Retrospective denial is a creation of the for-profit insurance industry to scam more out-of-pocket dollars from patients. Under Medicare for All, no patient would face out-of-pocket medical costs or be susceptible to scams like these.


Increasing evidence is showing that Medicare for All would lead to higher wages for workers and that insurance premiums function basically like a tax.

In 2019, employer coverage per worker cost $7,188, with employees directly contributing 18% on average. Family coverage in 2019 cost $20,576, of which employees paid 30%, according to the New York Times. Under Medicare for All, workers no longer would have to pay these hidden “taxes.”

“While employers pay a large share of insurance premiums, workers are actually paying the entire thing through a reduction in their take-home pay,” Gabriel Zucman, an economics professor at the University of California, Berkeley, said on a November 2019 telephone press call hosted by Public Citizen. “With Medicare for All, these premium ‘taxes’ will no longer be hidden from workers, and Americans will know exactly where their money is going.”


The Trump administration is working on a proposal to reduce insulin costs, but it’s unlikely to force prescription corporations to meaningfully lower prices.

While many details of the plan are unknown, reportedly the idea is to provide incentives to insurers to offer plans with lower out-of-pocket insulin costs.
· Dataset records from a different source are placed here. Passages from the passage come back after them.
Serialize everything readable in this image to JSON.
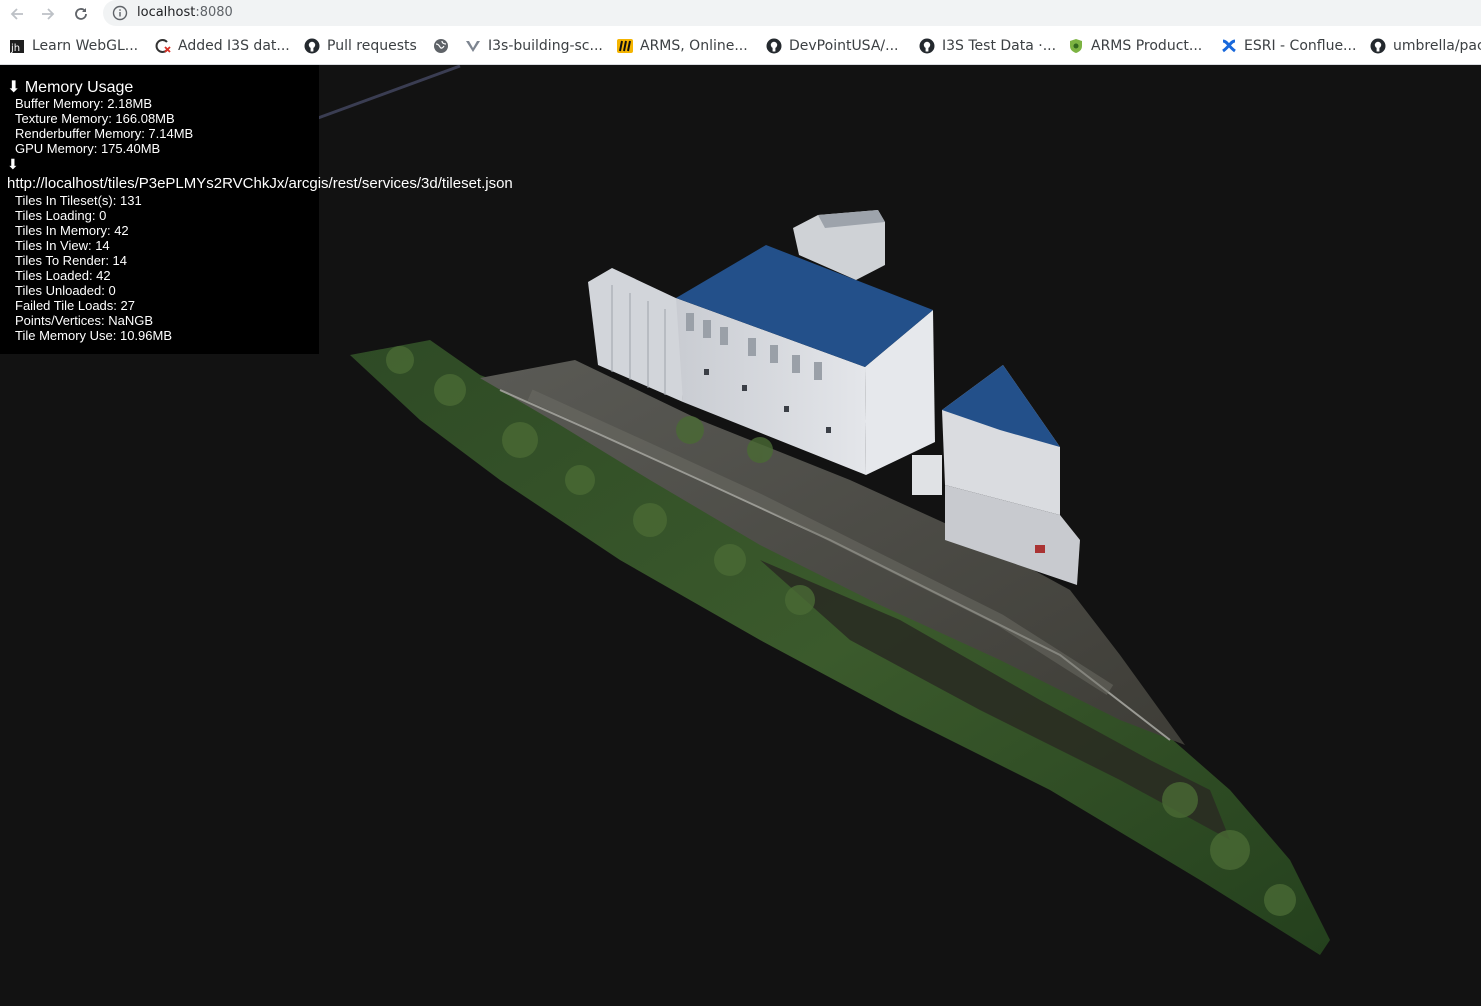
{
  "browser": {
    "address": {
      "host": "localhost",
      "port": ":8080"
    },
    "bookmarks": [
      {
        "label": "Learn WebGL...",
        "icon": "jh-favicon"
      },
      {
        "label": "Added I3S dat...",
        "icon": "broken-build-favicon"
      },
      {
        "label": "Pull requests",
        "icon": "github-icon"
      },
      {
        "label": "",
        "icon": "globe-icon"
      },
      {
        "label": "I3s-building-sc...",
        "icon": "v-favicon"
      },
      {
        "label": "ARMS, Online...",
        "icon": "arms-favicon"
      },
      {
        "label": "DevPointUSA/...",
        "icon": "github-icon"
      },
      {
        "label": "I3S Test Data ·...",
        "icon": "github-icon"
      },
      {
        "label": "ARMS Product...",
        "icon": "shield-favicon"
      },
      {
        "label": "ESRI - Conflue...",
        "icon": "confluence-icon"
      },
      {
        "label": "umbrella/pac",
        "icon": "github-icon"
      }
    ]
  },
  "stats": {
    "memory_header": "⬇ Memory Usage",
    "memory": [
      "Buffer Memory: 2.18MB",
      "Texture Memory: 166.08MB",
      "Renderbuffer Memory: 7.14MB",
      "GPU Memory: 175.40MB"
    ],
    "tileset_arrow": "⬇",
    "tileset_url": "http://localhost/tiles/P3ePLMYs2RVChkJx/arcgis/rest/services/3d/tileset.json",
    "tileset": [
      "Tiles In Tileset(s): 131",
      "Tiles Loading: 0",
      "Tiles In Memory: 42",
      "Tiles In View: 14",
      "Tiles To Render: 14",
      "Tiles Loaded: 42",
      "Tiles Unloaded: 0",
      "Failed Tile Loads: 27",
      "Points/Vertices: NaNGB",
      "Tile Memory Use: 10.96MB"
    ]
  },
  "colors": {
    "viewport_bg": "#121212",
    "roof_blue": "#23508a",
    "wall_white": "#d8dbe0",
    "vegetation": "#2f4a22"
  }
}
This proposal only would tinker around the edges of reducing drug costs, while Medicare drug price negotiation under Medicare for All would have saved patients $4.4 billion on insulin in 2017 alone.

“If he was serious about getting tough on Big Pharma , he would ‘negotiate like crazy,’ enthusiastically support other legislation to rein in the pharmaceutical industry and challenge monopolies, which would lower costs dramatically for patients,” said Steven Knievel, advocate for Public Citizen’s Access to Medicines program.

REMINDER: Despite corporate spin, Medicare for All would reduce overall health care costs. Our health care spending is estimated to continue rising and will reach nearly $6 trillion a year by 2027, meaning we will spend around $47 trillion on health care over the next decade if we maintain the status quo.

A study from the Political Economy Research Institute (PERI) at the University of Massachusetts Amherst found the U.S. could reduce total health spending over a 10-year period by more than $5 trillion under Medicare for All. PERI found that Medicare for All spending would be approximately $37.8 trillion from 2017 to 2026, compared with the government estimates of the current U.S. health care system costing $42.9 trillion during that same period.